Wholesalers and independent retailers have an opportunity to take advantage of growing public dissatisfaction with the multiples - in particular Tesco - according to Today's Group MD Rodney Hunt.

The UK's number- one retailer was a victim of "tall poppy syndrome" because its success had begun to make it unpopular with the media, which would consequently impact on consumers, said Hunt.

"Independent retailers and wholesalers are in a perfect position to take advantage of this shift in attitude. But they need to be courageous in terms of investment and innovation."

Hunt acknowledged that Tesco often set the standards when it came to store development, but said independents supported by a committed wholesaler could compete effectively in terms of store design, layout and range.

But he warned that trying to compete solely on price was not wise, adding: "I have always believed this was a road to nowhere."

Hunt, who was speaking this week at the Federation of Wholesale Distributors conference, told delegates he now had more reasons for optimism in the future of wholesaling.

FWD chairman Francis Ball agreed, claiming that more wholesalers had recorded like-for-like sales ahead of inflation in the past year than in the previous 12 months.

He had also witnessed improved relationships between wholesalers and suppliers which, he said was demonstrated by the record number of suppliers attending the conference.

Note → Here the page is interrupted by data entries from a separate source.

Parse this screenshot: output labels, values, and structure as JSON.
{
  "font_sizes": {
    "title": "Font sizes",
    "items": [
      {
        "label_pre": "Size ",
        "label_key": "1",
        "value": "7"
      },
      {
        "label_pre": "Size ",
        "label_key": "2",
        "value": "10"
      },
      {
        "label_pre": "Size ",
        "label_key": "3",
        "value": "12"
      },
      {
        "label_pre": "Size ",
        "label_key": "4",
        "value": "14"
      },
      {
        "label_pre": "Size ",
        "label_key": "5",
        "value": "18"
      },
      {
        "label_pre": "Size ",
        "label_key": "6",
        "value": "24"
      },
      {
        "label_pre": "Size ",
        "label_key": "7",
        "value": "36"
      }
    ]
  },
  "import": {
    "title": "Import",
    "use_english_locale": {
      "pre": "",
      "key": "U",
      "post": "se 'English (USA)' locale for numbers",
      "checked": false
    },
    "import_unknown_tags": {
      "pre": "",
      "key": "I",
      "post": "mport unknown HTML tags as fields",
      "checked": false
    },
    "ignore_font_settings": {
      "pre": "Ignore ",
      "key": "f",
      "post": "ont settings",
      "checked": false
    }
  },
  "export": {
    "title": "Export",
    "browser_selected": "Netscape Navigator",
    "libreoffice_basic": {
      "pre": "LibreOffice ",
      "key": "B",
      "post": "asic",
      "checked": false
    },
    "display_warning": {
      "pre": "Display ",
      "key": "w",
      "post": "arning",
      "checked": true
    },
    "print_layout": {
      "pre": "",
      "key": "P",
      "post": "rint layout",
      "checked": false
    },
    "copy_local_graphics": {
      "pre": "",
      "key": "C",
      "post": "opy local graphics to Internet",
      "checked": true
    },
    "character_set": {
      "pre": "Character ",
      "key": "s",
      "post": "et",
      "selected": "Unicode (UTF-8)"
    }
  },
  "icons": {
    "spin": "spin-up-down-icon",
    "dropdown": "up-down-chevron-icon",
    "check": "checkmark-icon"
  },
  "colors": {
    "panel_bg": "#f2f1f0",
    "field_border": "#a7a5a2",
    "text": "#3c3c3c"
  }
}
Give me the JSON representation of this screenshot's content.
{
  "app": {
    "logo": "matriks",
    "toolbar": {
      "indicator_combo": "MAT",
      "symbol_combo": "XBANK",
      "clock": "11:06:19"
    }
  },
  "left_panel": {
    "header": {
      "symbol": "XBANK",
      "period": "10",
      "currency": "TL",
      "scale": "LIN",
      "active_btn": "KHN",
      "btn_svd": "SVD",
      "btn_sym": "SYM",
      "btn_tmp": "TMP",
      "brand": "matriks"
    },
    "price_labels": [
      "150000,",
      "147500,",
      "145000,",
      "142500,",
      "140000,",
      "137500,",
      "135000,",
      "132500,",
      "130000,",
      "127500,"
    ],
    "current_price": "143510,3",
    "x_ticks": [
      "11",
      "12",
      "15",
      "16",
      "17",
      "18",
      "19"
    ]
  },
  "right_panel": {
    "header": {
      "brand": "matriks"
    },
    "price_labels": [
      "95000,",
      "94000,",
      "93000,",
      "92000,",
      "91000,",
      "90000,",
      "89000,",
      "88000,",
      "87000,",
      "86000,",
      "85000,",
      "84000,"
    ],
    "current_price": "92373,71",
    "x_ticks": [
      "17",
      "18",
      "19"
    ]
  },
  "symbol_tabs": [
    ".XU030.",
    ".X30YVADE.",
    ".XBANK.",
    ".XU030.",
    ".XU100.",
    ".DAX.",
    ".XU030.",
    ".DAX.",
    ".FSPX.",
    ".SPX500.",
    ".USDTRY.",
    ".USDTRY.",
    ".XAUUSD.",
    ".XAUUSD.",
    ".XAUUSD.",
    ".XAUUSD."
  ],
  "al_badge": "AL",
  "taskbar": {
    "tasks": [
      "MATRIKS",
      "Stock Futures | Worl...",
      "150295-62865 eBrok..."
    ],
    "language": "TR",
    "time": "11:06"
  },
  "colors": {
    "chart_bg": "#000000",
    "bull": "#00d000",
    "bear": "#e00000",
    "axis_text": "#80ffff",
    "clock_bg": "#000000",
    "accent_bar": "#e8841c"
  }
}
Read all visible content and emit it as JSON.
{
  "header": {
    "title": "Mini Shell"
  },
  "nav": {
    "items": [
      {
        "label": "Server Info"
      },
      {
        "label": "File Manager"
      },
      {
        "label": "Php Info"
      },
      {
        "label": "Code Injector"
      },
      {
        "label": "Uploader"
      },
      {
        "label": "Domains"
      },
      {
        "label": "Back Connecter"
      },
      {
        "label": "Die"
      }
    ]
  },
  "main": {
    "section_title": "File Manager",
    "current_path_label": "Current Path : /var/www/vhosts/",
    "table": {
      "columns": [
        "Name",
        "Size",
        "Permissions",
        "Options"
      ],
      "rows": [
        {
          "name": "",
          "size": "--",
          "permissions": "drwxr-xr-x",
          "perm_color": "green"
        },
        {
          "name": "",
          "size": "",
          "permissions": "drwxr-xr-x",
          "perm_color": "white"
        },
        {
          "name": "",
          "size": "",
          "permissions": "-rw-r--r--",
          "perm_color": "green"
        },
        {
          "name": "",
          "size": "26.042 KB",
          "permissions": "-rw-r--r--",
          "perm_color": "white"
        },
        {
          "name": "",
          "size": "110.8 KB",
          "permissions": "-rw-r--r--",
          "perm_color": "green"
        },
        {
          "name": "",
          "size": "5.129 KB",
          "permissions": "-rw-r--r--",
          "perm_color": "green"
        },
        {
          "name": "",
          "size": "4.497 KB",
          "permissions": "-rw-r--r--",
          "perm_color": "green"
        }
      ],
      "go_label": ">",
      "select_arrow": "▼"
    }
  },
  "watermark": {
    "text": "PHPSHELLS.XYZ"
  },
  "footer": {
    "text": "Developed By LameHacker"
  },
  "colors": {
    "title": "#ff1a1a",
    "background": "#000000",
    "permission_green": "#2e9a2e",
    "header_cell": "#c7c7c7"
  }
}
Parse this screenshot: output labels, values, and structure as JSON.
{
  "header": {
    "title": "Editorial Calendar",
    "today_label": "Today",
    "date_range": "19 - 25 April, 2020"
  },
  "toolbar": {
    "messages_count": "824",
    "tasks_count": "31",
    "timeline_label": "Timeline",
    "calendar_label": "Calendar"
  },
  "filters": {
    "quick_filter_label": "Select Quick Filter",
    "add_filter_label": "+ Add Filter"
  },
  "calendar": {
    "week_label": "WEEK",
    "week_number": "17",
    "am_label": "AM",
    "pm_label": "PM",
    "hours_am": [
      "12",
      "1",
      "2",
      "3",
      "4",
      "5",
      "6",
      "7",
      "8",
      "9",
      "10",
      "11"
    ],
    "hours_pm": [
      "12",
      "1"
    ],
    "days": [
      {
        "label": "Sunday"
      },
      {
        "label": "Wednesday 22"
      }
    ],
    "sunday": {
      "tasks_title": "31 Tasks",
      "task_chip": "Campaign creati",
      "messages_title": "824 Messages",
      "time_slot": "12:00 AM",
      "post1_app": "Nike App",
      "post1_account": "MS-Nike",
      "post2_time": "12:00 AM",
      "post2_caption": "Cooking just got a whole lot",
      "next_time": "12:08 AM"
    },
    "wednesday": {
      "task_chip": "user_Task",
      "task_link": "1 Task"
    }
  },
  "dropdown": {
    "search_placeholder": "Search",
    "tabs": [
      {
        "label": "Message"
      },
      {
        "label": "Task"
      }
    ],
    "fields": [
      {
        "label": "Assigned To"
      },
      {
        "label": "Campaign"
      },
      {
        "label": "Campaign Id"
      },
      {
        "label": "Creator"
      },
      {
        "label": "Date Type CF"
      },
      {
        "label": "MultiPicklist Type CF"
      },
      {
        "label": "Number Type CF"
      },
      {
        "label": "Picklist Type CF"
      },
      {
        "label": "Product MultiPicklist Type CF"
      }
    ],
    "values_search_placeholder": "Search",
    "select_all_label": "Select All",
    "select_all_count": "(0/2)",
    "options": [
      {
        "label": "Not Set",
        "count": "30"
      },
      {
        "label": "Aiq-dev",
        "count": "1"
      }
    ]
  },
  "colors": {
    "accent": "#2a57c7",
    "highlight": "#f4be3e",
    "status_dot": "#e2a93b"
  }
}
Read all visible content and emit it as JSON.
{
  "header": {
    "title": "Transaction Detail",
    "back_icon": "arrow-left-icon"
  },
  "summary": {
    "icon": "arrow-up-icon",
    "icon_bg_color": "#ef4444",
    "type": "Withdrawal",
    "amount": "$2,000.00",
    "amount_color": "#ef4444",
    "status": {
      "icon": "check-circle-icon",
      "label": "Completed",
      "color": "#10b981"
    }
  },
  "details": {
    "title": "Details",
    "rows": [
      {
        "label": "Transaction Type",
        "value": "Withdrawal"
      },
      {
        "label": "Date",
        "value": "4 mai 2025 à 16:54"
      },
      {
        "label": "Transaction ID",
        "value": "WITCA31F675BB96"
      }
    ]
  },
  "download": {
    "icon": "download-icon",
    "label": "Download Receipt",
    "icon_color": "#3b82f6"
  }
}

However, more co-operation was needed between wholesalers and retailers on fresh food, warned Bestway business integration controller David Gilroy.

Fresh produce was an opportunity for independents, he said, but many retailers steered clear of it because they were afraid of wastage. Wholesalers needed to remove this element of fear by taking ownership of the category on behalf of their customers, he added.

They could also help retailers make it work by encouraging them to be flexible and monitor their ranges constantly.

Nielsen marketing manager David Glennon said that sales of fresh produce through independents had grown 40% in the past year.